An Excercise In Realness

When I woke up, this morning, I can’t lie, I was scared to look at my WordPress account.  It literally took me 2 hours to look.  There were no likes, except from a good friend of mine.

People are so disappointing to me.

I am disappointing to me.

If there is nothing else I get from this blog, it is the opportunity to EXCERCISE REALNESS.

I guess we all just want the “realness” that Reality TV provides….

Seriously??

I was upset yesterday, over a plethora of things of which I wouldn’t write.  I only wanted to write about my anger.

I hate being the bitch who whines about how horrible her life is and how all she wants to do is die.  I refuse to be the bitch who has to preface my post with  ASTERISK  CAUSE  I AM TALKING ABOUT ALL SHIT SUICIDAL.

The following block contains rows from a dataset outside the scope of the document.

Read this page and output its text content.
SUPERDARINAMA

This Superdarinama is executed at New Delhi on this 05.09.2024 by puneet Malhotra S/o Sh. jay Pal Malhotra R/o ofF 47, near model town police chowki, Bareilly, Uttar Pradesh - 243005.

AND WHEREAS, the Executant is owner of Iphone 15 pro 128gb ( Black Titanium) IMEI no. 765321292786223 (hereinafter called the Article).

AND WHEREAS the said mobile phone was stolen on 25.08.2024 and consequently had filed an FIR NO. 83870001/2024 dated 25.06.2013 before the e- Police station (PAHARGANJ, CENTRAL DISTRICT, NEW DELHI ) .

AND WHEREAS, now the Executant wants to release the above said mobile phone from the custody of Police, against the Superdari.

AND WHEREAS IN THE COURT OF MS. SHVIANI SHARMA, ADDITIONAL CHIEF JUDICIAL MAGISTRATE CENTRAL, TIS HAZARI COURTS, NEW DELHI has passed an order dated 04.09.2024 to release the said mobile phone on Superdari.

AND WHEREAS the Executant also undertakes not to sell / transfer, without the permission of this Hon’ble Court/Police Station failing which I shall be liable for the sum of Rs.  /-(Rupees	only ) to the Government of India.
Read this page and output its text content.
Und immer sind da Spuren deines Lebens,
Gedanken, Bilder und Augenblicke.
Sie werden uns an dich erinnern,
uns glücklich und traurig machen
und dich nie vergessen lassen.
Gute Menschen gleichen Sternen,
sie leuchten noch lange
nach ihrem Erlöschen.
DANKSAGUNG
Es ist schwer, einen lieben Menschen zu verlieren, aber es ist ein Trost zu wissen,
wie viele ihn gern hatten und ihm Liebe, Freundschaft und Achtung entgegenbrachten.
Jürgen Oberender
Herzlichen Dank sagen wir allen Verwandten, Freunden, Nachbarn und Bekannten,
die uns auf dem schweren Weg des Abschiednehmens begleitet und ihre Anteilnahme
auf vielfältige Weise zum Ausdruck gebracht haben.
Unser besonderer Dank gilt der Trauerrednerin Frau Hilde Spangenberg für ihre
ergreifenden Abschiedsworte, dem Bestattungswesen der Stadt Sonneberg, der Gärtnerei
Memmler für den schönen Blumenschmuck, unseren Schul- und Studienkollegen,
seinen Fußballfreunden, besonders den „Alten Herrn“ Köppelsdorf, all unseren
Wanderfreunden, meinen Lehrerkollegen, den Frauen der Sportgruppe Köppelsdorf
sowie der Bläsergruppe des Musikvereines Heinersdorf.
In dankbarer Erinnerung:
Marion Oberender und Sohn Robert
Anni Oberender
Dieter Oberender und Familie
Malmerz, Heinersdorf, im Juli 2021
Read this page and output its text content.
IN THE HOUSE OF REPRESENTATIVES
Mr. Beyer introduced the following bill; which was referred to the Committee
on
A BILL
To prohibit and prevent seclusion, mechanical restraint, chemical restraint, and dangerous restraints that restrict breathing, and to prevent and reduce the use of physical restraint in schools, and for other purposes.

I ain’t her….but those who are her, get TONS OF LIKES AND ALL THAT “FEELING SORRY FOR YOU CRAP”….I know, because I am the first to like all of those kinds of posts, BECAUSE I RELATE TO THEM.

am i truly that hard to relate?

When I go writing about my real feelings, I  will,  inevitably, always make that shit rhyme, and then instead of someone hearing my real shit that’s going on, they get a nice little poem, because I am still incapable of writing about the REAL SHIT that distresses me.

But last night I got balls to the wall DRUNK.

And honestly…I really do believe I said a bunch of the same shit other people want to say, but won’t because even if they’re drunk….they can’t.

People are the biggest stumbling  block in my life….if only they weren’t.

I would be fucking President….or at least mayor.